Having recently been given a residency to experiment in blown glass, my latest body of work explores ideas surrounding "giving up the ghost"--including the last breath, last words, the insubstantiality of the 'spirit', the ever-elusive Holy Ghost, as well as the literal breath required to inflate a hot glass bubble or speak a word. In some pieces, I embedded cut or woven copper text into molten glass to play with the complex relationship between breath and language--between respiration and aspiration, as it were. The subsequent process of filling a 'language bubble' with breath obliterated and distended the text, often beyond recognition, while the words also deformed the shape of the glass.

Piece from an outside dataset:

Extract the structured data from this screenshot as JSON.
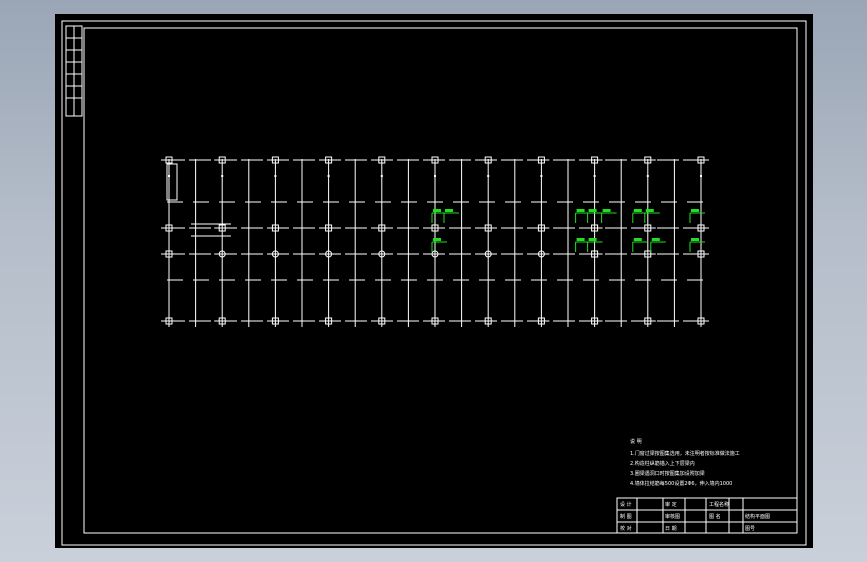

The hardware store aesthetic in my work stems from my interest in the age-old problem of using base materials to manifest elusive, usually slippery, spiritual ideas. Sculpturally, how does the illusion of etherial floating, so often used to describe religious hierarchies, work with the grubby practicalities of gravity? I am alway interested in sneaking behind the gilded altarpieces for a glimpse of the structure that holds up the hefty dazzle. To me, the human ingenuity and material use in pusuit of a holy image can be far more beautiful than the intended message of the façade. In the studio, my own solutions often involve some sort of prosthetic bracing or ridiculous scaffolding to hold parts aloft. Illusions remain thinly veiled.

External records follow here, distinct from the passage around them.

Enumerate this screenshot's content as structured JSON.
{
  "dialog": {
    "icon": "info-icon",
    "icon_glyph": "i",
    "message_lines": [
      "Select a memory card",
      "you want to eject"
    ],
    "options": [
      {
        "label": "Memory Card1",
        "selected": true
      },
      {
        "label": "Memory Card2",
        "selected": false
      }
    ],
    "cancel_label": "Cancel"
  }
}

Using everything from simple levers to artificial hearts, I have found mechanical metaphors particularly suited to thinking about the functions of religion and faith. For the most part, the devices I use are passive, requiring the viewer to actually or mentally complete the system. It is a sort of do-it-yourself approach involving the labor of cranking, pumping, grinding, or simply turning on the gas.

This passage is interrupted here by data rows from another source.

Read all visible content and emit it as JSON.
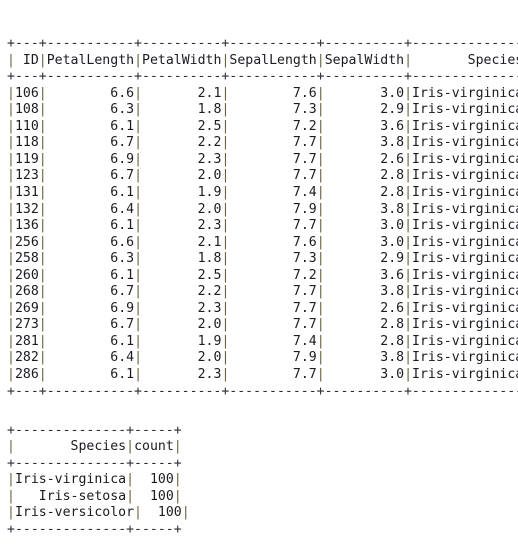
{
  "terminal": {
    "type": "spark-dataframe-show-output",
    "background_color": "#ffffff",
    "text_color": "#18181e",
    "separator_color": "#6b6340"
  },
  "tables": [
    {
      "name": "iris-filtered-rows",
      "columns": [
        {
          "key": "ID",
          "label": "ID",
          "width": 3,
          "align": "right"
        },
        {
          "key": "PetalLength",
          "label": "PetalLength",
          "width": 11,
          "align": "right"
        },
        {
          "key": "PetalWidth",
          "label": "PetalWidth",
          "width": 10,
          "align": "right"
        },
        {
          "key": "SepalLength",
          "label": "SepalLength",
          "width": 11,
          "align": "right"
        },
        {
          "key": "SepalWidth",
          "label": "SepalWidth",
          "width": 10,
          "align": "right"
        },
        {
          "key": "Species",
          "label": "Species",
          "width": 14,
          "align": "right"
        }
      ],
      "rows": [
        [
          "106",
          "6.6",
          "2.1",
          "7.6",
          "3.0",
          "Iris-virginica"
        ],
        [
          "108",
          "6.3",
          "1.8",
          "7.3",
          "2.9",
          "Iris-virginica"
        ],
        [
          "110",
          "6.1",
          "2.5",
          "7.2",
          "3.6",
          "Iris-virginica"
        ],
        [
          "118",
          "6.7",
          "2.2",
          "7.7",
          "3.8",
          "Iris-virginica"
        ],
        [
          "119",
          "6.9",
          "2.3",
          "7.7",
          "2.6",
          "Iris-virginica"
        ],
        [
          "123",
          "6.7",
          "2.0",
          "7.7",
          "2.8",
          "Iris-virginica"
        ],
        [
          "131",
          "6.1",
          "1.9",
          "7.4",
          "2.8",
          "Iris-virginica"
        ],
        [
          "132",
          "6.4",
          "2.0",
          "7.9",
          "3.8",
          "Iris-virginica"
        ],
        [
          "136",
          "6.1",
          "2.3",
          "7.7",
          "3.0",
          "Iris-virginica"
        ],
        [
          "256",
          "6.6",
          "2.1",
          "7.6",
          "3.0",
          "Iris-virginica"
        ],
        [
          "258",
          "6.3",
          "1.8",
          "7.3",
          "2.9",
          "Iris-virginica"
        ],
        [
          "260",
          "6.1",
          "2.5",
          "7.2",
          "3.6",
          "Iris-virginica"
        ],
        [
          "268",
          "6.7",
          "2.2",
          "7.7",
          "3.8",
          "Iris-virginica"
        ],
        [
          "269",
          "6.9",
          "2.3",
          "7.7",
          "2.6",
          "Iris-virginica"
        ],
        [
          "273",
          "6.7",
          "2.0",
          "7.7",
          "2.8",
          "Iris-virginica"
        ],
        [
          "281",
          "6.1",
          "1.9",
          "7.4",
          "2.8",
          "Iris-virginica"
        ],
        [
          "282",
          "6.4",
          "2.0",
          "7.9",
          "3.8",
          "Iris-virginica"
        ],
        [
          "286",
          "6.1",
          "2.3",
          "7.7",
          "3.0",
          "Iris-virginica"
        ]
      ]
    },
    {
      "name": "species-counts",
      "columns": [
        {
          "key": "Species",
          "label": "Species",
          "width": 14,
          "align": "right"
        },
        {
          "key": "count",
          "label": "count",
          "width": 5,
          "align": "right"
        }
      ],
      "rows": [
        [
          "Iris-virginica",
          "100"
        ],
        [
          "Iris-setosa",
          "100"
        ],
        [
          "Iris-versicolor",
          "100"
        ]
      ]
    }
  ]
}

The materials as well as the allusions in my sculpture have the quality of being well worn. I tend to prefer the lumpy, yellowed, dejected, rusty, earnest conditions of many of the media I use in my work. The cast iron, for example, recycles tubs and radiators into new castings which I often combine with found forms. Most of the mechanical parts are culled from salvaged domestic or industrial scrap that I reconfigure into new devices while still retaining a memory of some former use. That physical evidence of damage and repair adds a sense of history to the reworking of old sources in the light of the present moment.